Three Steps to Becoming a Learning Organization
Fortunately, becoming a learning organization doesn’t require expensive consultants or three-inch-thick procedure manuals. It starts with a few simple habits.
- Capture What You Learn
Every time someone solves a recurring problem, creates a shortcut, or discovers a better process, capture it.
It doesn’t have to be complicated.
- A checklist.
- A shared document.
- A quick video recording.
- A note in your knowledge base.
Experience only becomes organizational knowledge when it’s written down and shared.

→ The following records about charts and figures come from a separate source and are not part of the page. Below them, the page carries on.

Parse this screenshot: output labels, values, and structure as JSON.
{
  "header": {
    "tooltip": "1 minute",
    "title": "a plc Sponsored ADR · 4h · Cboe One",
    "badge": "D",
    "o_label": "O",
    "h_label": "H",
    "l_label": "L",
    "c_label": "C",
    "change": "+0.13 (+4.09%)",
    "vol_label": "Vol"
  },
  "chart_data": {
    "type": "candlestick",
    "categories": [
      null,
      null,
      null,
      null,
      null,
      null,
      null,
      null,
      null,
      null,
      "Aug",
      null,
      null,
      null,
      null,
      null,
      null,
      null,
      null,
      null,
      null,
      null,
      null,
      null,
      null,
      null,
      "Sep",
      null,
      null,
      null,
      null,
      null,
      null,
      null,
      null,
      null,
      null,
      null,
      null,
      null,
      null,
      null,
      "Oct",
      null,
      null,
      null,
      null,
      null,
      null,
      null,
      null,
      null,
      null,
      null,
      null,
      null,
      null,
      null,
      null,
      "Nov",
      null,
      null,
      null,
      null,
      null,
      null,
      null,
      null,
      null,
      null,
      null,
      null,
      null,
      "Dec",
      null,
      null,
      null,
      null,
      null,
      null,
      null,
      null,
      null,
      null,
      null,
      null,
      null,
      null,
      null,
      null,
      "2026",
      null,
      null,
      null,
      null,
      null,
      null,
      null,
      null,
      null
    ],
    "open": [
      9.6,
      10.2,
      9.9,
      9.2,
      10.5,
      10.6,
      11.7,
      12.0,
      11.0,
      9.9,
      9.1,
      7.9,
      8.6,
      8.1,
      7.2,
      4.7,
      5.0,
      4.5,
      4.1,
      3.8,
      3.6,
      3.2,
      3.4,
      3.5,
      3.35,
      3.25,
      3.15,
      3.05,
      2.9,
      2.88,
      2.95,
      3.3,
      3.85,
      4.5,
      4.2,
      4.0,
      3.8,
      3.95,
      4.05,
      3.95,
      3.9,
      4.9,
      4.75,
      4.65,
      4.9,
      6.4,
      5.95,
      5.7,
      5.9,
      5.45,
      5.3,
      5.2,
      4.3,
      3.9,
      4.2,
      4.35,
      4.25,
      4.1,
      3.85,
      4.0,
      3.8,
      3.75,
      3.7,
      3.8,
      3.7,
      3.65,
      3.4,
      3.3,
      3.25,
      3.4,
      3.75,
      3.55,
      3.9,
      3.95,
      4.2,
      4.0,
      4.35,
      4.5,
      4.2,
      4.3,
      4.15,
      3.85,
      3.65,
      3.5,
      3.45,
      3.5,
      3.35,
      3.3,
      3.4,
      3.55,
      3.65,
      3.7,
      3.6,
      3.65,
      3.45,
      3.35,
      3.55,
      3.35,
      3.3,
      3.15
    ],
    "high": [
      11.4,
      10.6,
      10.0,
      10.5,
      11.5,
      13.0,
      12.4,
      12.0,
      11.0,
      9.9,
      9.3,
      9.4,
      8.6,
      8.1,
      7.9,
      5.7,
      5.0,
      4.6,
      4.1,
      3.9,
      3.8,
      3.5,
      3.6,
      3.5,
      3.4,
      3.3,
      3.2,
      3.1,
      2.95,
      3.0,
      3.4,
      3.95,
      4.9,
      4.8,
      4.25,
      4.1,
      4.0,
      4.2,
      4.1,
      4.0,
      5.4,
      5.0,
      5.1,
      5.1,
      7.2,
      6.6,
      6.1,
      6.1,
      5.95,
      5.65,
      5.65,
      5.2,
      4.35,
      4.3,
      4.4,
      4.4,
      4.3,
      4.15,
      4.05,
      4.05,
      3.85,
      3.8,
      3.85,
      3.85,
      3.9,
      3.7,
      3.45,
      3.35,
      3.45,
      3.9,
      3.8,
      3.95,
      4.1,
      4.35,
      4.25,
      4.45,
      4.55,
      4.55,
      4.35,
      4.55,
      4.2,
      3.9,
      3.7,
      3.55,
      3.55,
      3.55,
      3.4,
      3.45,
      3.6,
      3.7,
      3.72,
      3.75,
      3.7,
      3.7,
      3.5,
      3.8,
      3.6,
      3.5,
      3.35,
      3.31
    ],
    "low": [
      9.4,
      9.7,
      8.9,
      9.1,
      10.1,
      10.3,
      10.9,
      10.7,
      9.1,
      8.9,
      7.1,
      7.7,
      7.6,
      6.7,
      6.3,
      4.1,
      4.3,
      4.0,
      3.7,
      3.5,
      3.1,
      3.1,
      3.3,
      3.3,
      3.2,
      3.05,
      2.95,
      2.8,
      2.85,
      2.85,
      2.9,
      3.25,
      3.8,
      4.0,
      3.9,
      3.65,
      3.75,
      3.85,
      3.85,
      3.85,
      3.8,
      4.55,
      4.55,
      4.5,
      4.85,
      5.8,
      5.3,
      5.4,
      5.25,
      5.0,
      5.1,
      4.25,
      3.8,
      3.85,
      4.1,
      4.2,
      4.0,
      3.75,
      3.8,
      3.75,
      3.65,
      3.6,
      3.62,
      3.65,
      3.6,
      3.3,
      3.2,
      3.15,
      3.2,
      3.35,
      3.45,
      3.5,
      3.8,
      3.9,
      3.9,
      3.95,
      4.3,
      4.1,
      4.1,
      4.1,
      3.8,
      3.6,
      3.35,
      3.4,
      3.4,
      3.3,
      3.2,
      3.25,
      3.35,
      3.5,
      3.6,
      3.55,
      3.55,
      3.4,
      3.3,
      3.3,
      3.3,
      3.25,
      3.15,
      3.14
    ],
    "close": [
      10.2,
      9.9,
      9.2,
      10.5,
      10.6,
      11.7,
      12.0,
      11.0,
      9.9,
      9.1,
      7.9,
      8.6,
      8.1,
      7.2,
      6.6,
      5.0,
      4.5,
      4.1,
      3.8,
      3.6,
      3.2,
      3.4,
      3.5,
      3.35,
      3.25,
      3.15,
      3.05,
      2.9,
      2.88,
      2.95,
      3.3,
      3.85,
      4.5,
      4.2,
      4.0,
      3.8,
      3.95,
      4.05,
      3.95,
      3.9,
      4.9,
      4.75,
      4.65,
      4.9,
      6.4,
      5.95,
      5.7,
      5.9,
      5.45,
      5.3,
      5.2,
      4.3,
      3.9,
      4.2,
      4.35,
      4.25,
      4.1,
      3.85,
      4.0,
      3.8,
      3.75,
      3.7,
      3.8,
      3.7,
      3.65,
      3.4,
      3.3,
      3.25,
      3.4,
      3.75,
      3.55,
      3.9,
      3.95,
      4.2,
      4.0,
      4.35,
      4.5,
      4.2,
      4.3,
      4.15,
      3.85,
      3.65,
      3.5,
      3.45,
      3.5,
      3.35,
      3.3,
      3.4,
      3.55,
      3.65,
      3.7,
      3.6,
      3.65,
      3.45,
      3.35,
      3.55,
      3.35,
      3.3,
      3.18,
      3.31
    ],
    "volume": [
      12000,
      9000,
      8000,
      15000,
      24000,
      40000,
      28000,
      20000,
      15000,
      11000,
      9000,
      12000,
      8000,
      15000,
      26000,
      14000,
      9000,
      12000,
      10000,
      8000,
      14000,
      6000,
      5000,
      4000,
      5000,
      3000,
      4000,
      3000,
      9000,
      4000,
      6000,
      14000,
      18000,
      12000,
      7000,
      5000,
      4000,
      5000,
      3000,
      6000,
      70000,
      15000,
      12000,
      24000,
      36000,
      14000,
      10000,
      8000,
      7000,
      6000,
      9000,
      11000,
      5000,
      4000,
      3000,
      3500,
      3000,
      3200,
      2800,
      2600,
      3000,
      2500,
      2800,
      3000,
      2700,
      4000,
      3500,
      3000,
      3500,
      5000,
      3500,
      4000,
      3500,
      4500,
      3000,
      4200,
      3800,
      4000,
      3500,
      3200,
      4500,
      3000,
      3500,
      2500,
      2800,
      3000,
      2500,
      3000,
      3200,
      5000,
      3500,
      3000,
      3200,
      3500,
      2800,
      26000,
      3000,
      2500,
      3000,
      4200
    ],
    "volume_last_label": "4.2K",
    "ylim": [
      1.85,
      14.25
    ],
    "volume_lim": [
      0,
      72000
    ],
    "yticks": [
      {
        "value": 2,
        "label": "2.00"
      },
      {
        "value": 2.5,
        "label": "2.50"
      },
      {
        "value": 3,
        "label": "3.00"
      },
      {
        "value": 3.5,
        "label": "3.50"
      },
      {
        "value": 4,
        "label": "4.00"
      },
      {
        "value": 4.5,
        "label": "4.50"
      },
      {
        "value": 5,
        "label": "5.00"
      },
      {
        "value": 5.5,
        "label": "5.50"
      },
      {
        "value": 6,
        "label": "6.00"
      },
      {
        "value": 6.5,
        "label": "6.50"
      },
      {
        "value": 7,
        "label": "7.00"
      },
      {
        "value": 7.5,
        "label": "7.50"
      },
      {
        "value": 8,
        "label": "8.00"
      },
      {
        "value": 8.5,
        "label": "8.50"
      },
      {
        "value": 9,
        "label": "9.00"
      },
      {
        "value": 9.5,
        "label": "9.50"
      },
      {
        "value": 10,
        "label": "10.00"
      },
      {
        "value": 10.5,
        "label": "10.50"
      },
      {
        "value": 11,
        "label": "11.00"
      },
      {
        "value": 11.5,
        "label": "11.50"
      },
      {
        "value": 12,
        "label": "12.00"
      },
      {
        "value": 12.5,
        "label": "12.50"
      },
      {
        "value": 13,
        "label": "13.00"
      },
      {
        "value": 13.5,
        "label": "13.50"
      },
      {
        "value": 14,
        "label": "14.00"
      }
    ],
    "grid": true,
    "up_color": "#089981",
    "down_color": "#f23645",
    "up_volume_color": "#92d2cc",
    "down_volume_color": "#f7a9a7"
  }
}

- Cross-Train Critical Functions
Ask yourself a simple question: “If this person were unavailable tomorrow, who could step in?” Not every task needs three backups, but every critical process should have at least one.
Cross-training:
- Reduces bottlenecks.
- Creates growth opportunities.
- Improves teamwork.
- Makes vacations and sick days less stressful.
Most importantly, it prevents one person from becoming the single point of failure.
- Build Systems, Not Heroes
Good employees are a blessing. But great organizations need effective systems instead of simply good employees.
That means:
- Documented procedures (especially the most impactful ones in your business)
- Shared access to information (as appropriate)
- Password managers instead of sticky notes
- Standard processes instead of memory
The strongest businesses capture what their best employees know and make it available to everyone. Again, that’s not always going to be possible in every circumstance, but the more you can build systems into your business, the easier it will be to hire and train new employees (AND it relieves pressure on those great employees!).
Conclusion
If critical processes exist only inside one person’s head, you limit your ability to operate as a business. Clearly, the highest-level skills may not be easily replicable or recordable. That’s why you want great employees.
But if your business is one retirement, resignation, or unexpected illness away from unnecessary chaos, then it’s time to think of ways to alleviate this issue. That’s especially true if that person is you!
Great organizations preserve expertise, share it, and build systems that allow everyone to succeed. Ultimately, businesses that learn this continue to grow while also making everyone’s job more efficient.